Removed calls to .isMethodsDispatchOn, as redundant with requireNamespace calls. 

trace (and thus debug with non-null signature) no longer emits an erroneous warning of the form 

  Warning: Tracing only in the namespace; to untrace you will need:
  untrace("start", where = getNamespace("stats"))

when tracing or debugging S4 methods.
Comment 13 Gabriel Becker 2016-03-30 17:30:27 UTC
Created attachment 2047 [details]
test script to (interactively) test debug patch

This script covers all the various cases for the new debug functionality. It cannot be run in batch, as it debugs things, but can be walked through to ensure the functionality is working.
Comment 14 Michael Lawrence 2016-03-30 17:49:26 UTC
Thanks for your persistence and the improvements. It looks like undebug() will undebug the generic (if debugged) even if a signature is specified. Am I just reading that wrong? Sure, users are unlikely to debug a generic, but this behavior would be confusing.
Comment 15 Duncan Murdoch 2016-03-30 18:09:40 UTC
In S3, debugging a generic is a sensible thing to do, and it steps into the method.  So I think debugging a generic in S4 could happen fairly frequently.
Comment 16 Gabriel Becker 2016-03-30 20:30:51 UTC
Created attachment 2048 [details]
Reworked patch v3

Fix issue so that there is no incorrect crosstalk between debug(f) and debug(f, signature=) or between undebug(f) and undebug(f, signature=)

Changed an accidental ::: to ::, as intended.

Fixed some grammar and clarity problems in documentation. Added usage for methods::isRematched
Comment 17 Gabriel Becker 2016-03-30 20:31:53 UTC
Created attachment 2049 [details]
updated test script

Added test cases to check for incorrrect crosstalk between undebug(f) and undebug(f, signature=)
Comment 18 Gabriel Becker 2016-03-30 21:50:55 UTC
Created attachment 2050 [details]
Reworked patch v4

Remove errant use of '=' for assignment

rework conditional logic in .TraceWithMethods and undebug to reduce code duplication and increase clarity.
Comment 19 Michael Lawrence 2016-03-30 22:17:17 UTC
Looks good.
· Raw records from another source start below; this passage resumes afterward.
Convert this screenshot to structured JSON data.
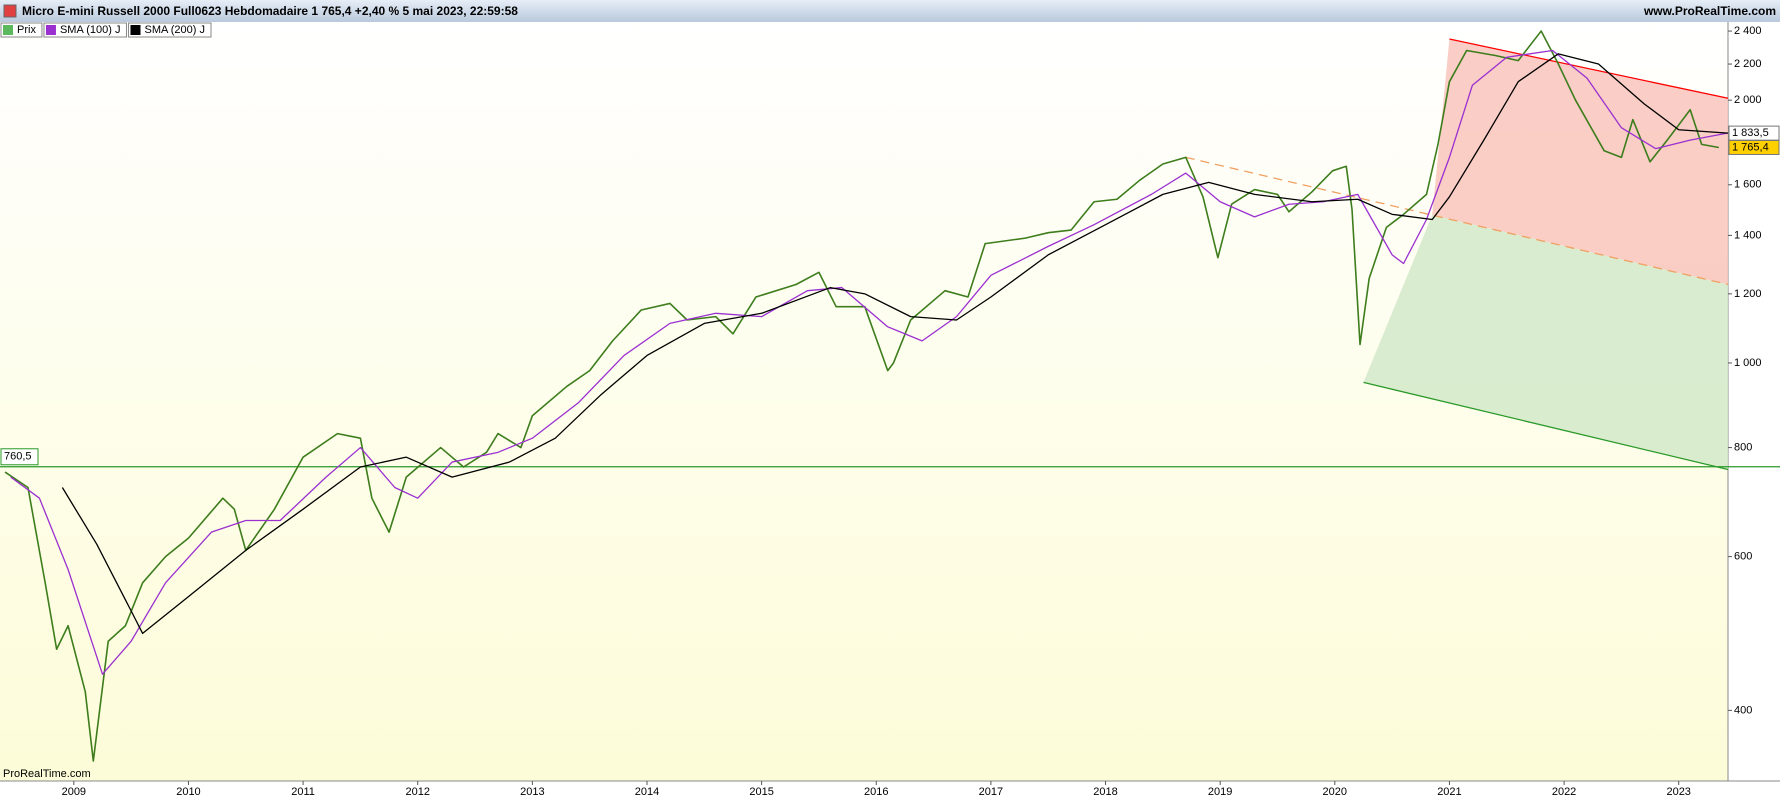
{
  "chart_data": {
    "type": "line",
    "title": "Micro E-mini Russell 2000 Full0623 Hebdomadaire 1 765,4 +2,40 % 5 mai 2023, 22:59:58",
    "source": "www.ProRealTime.com",
    "watermark": "ProRealTime.com",
    "log_scale": true,
    "grid": false,
    "legend": "top-left",
    "xlim": [
      2008.356,
      2023.43
    ],
    "xticks": [
      2009,
      2010,
      2011,
      2012,
      2013,
      2014,
      2015,
      2016,
      2017,
      2018,
      2019,
      2020,
      2021,
      2022,
      2023
    ],
    "ylim": [
      332,
      2458
    ],
    "yticks": [
      400,
      600,
      800,
      {
        "value": 1000,
        "label": "1 000"
      },
      {
        "value": 1200,
        "label": "1 200"
      },
      {
        "value": 1400,
        "label": "1 400"
      },
      {
        "value": 1600,
        "label": "1 600"
      },
      {
        "value": 2000,
        "label": "2 000"
      },
      {
        "value": 2200,
        "label": "2 200"
      },
      {
        "value": 2400,
        "label": "2 400"
      }
    ],
    "series": [
      {
        "name": "Prix",
        "color": "#3d7d1c",
        "legend_color": "#5cb85c",
        "x": [
          2008.4,
          2008.6,
          2008.75,
          2008.85,
          2008.95,
          2009.1,
          2009.17,
          2009.3,
          2009.45,
          2009.6,
          2009.8,
          2010.0,
          2010.3,
          2010.4,
          2010.5,
          2010.75,
          2011.0,
          2011.3,
          2011.5,
          2011.6,
          2011.75,
          2011.9,
          2012.2,
          2012.4,
          2012.6,
          2012.7,
          2012.9,
          2013.0,
          2013.3,
          2013.5,
          2013.7,
          2013.95,
          2014.2,
          2014.35,
          2014.6,
          2014.75,
          2014.95,
          2015.3,
          2015.5,
          2015.65,
          2015.9,
          2016.1,
          2016.15,
          2016.3,
          2016.6,
          2016.8,
          2016.95,
          2017.3,
          2017.5,
          2017.7,
          2017.9,
          2018.1,
          2018.3,
          2018.5,
          2018.7,
          2018.85,
          2018.98,
          2019.1,
          2019.3,
          2019.5,
          2019.6,
          2019.8,
          2019.98,
          2020.1,
          2020.15,
          2020.22,
          2020.3,
          2020.45,
          2020.6,
          2020.8,
          2020.9,
          2021.0,
          2021.15,
          2021.4,
          2021.6,
          2021.8,
          2021.95,
          2022.1,
          2022.35,
          2022.5,
          2022.6,
          2022.75,
          2022.9,
          2023.1,
          2023.2,
          2023.35
        ],
        "values": [
          750,
          720,
          560,
          470,
          500,
          420,
          350,
          480,
          500,
          560,
          600,
          630,
          700,
          680,
          610,
          680,
          780,
          830,
          820,
          700,
          640,
          740,
          800,
          760,
          790,
          830,
          800,
          870,
          940,
          980,
          1060,
          1150,
          1170,
          1120,
          1130,
          1080,
          1190,
          1230,
          1270,
          1160,
          1160,
          980,
          1000,
          1120,
          1210,
          1190,
          1370,
          1390,
          1410,
          1420,
          1530,
          1540,
          1620,
          1690,
          1720,
          1550,
          1320,
          1520,
          1580,
          1560,
          1490,
          1570,
          1660,
          1680,
          1500,
          1050,
          1250,
          1430,
          1480,
          1560,
          1780,
          2100,
          2280,
          2250,
          2220,
          2400,
          2200,
          2000,
          1750,
          1720,
          1900,
          1700,
          1800,
          1950,
          1780,
          1765.4
        ]
      },
      {
        "name": "SMA (100) J",
        "color": "#9b30d0",
        "x": [
          2008.45,
          2008.7,
          2008.95,
          2009.25,
          2009.5,
          2009.8,
          2010.2,
          2010.5,
          2010.8,
          2011.2,
          2011.5,
          2011.8,
          2012.0,
          2012.3,
          2012.7,
          2013.0,
          2013.4,
          2013.8,
          2014.2,
          2014.6,
          2015.0,
          2015.4,
          2015.7,
          2016.1,
          2016.4,
          2016.7,
          2017.0,
          2017.5,
          2017.9,
          2018.4,
          2018.7,
          2019.0,
          2019.3,
          2019.6,
          2019.9,
          2020.2,
          2020.5,
          2020.6,
          2020.8,
          2021.0,
          2021.2,
          2021.5,
          2021.9,
          2022.2,
          2022.5,
          2022.8,
          2023.1,
          2023.43
        ],
        "values": [
          740,
          700,
          580,
          440,
          480,
          560,
          640,
          660,
          660,
          740,
          800,
          720,
          700,
          770,
          790,
          820,
          900,
          1020,
          1110,
          1140,
          1130,
          1210,
          1220,
          1100,
          1060,
          1130,
          1260,
          1360,
          1440,
          1560,
          1650,
          1530,
          1470,
          1520,
          1530,
          1560,
          1330,
          1300,
          1460,
          1720,
          2080,
          2240,
          2280,
          2120,
          1860,
          1760,
          1800,
          1834
        ]
      },
      {
        "name": "SMA (200) J",
        "color": "#000000",
        "x": [
          2008.9,
          2009.2,
          2009.5,
          2009.6,
          2010.0,
          2010.5,
          2011.0,
          2011.5,
          2011.9,
          2012.3,
          2012.8,
          2013.2,
          2013.6,
          2014.0,
          2014.5,
          2015.0,
          2015.6,
          2015.9,
          2016.3,
          2016.7,
          2017.0,
          2017.5,
          2018.0,
          2018.5,
          2018.9,
          2019.3,
          2019.8,
          2020.2,
          2020.5,
          2020.85,
          2021.0,
          2021.3,
          2021.6,
          2021.95,
          2022.3,
          2022.7,
          2023.0,
          2023.43
        ],
        "values": [
          720,
          620,
          520,
          490,
          540,
          610,
          680,
          760,
          780,
          740,
          770,
          820,
          920,
          1020,
          1110,
          1140,
          1220,
          1200,
          1130,
          1120,
          1190,
          1330,
          1440,
          1560,
          1610,
          1560,
          1530,
          1540,
          1480,
          1460,
          1550,
          1800,
          2100,
          2260,
          2200,
          1980,
          1850,
          1833.5
        ]
      }
    ],
    "hline": {
      "value": 760.5,
      "label": "760,5",
      "color": "#2a9a2a"
    },
    "price_tags": [
      {
        "value": 1833.5,
        "label": "1 833,5",
        "color": "#ffffff"
      },
      {
        "value": 1765.4,
        "label": "1 765,4",
        "color": "#ffd000"
      }
    ],
    "drawings": [
      {
        "kind": "polygon",
        "color": "#f9c4bc",
        "points": [
          [
            2021.0,
            2350
          ],
          [
            2023.43,
            2010
          ],
          [
            2023.43,
            1230
          ],
          [
            2020.85,
            1478
          ]
        ]
      },
      {
        "kind": "polygon",
        "color": "#d4e9c9",
        "points": [
          [
            2020.25,
            950
          ],
          [
            2020.85,
            1478
          ],
          [
            2023.43,
            1230
          ],
          [
            2023.43,
            755
          ]
        ]
      },
      {
        "kind": "line",
        "color": "#ff0000",
        "points": [
          [
            2021.0,
            2350
          ],
          [
            2023.43,
            2010
          ]
        ]
      },
      {
        "kind": "dashed",
        "color": "#f0a060",
        "points": [
          [
            2018.7,
            1720
          ],
          [
            2023.43,
            1230
          ]
        ]
      },
      {
        "kind": "line",
        "color": "#2a9a2a",
        "points": [
          [
            2020.25,
            950
          ],
          [
            2023.43,
            755
          ]
        ]
      }
    ]
  }
}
Thanks for responding to my comments (online and offline). I will massage this a little and incorporate it tonight or early tomorrow.
Comment 20 Michael Lawrence 2016-03-31 10:59:09 UTC
Upon closer inspection, it looks like debugcall() and undebugcall() share about 25 lines of code (after I simplified a lot). I'm going to move debugcall(), undebugcall() and isS3stdGeneric() to utils. They fit better there, and we can hide things behind the namespace.
Comment 21 Michael Lawrence 2016-03-31 11:21:48 UTC
Moving to utils will also allow sharing code with .helpForCall(), which unsurprisingly has very similar logic. It handles many cases that this patch forgot, such as generics with "..." as the signature, handling missing arguments with the "missing" class, etc.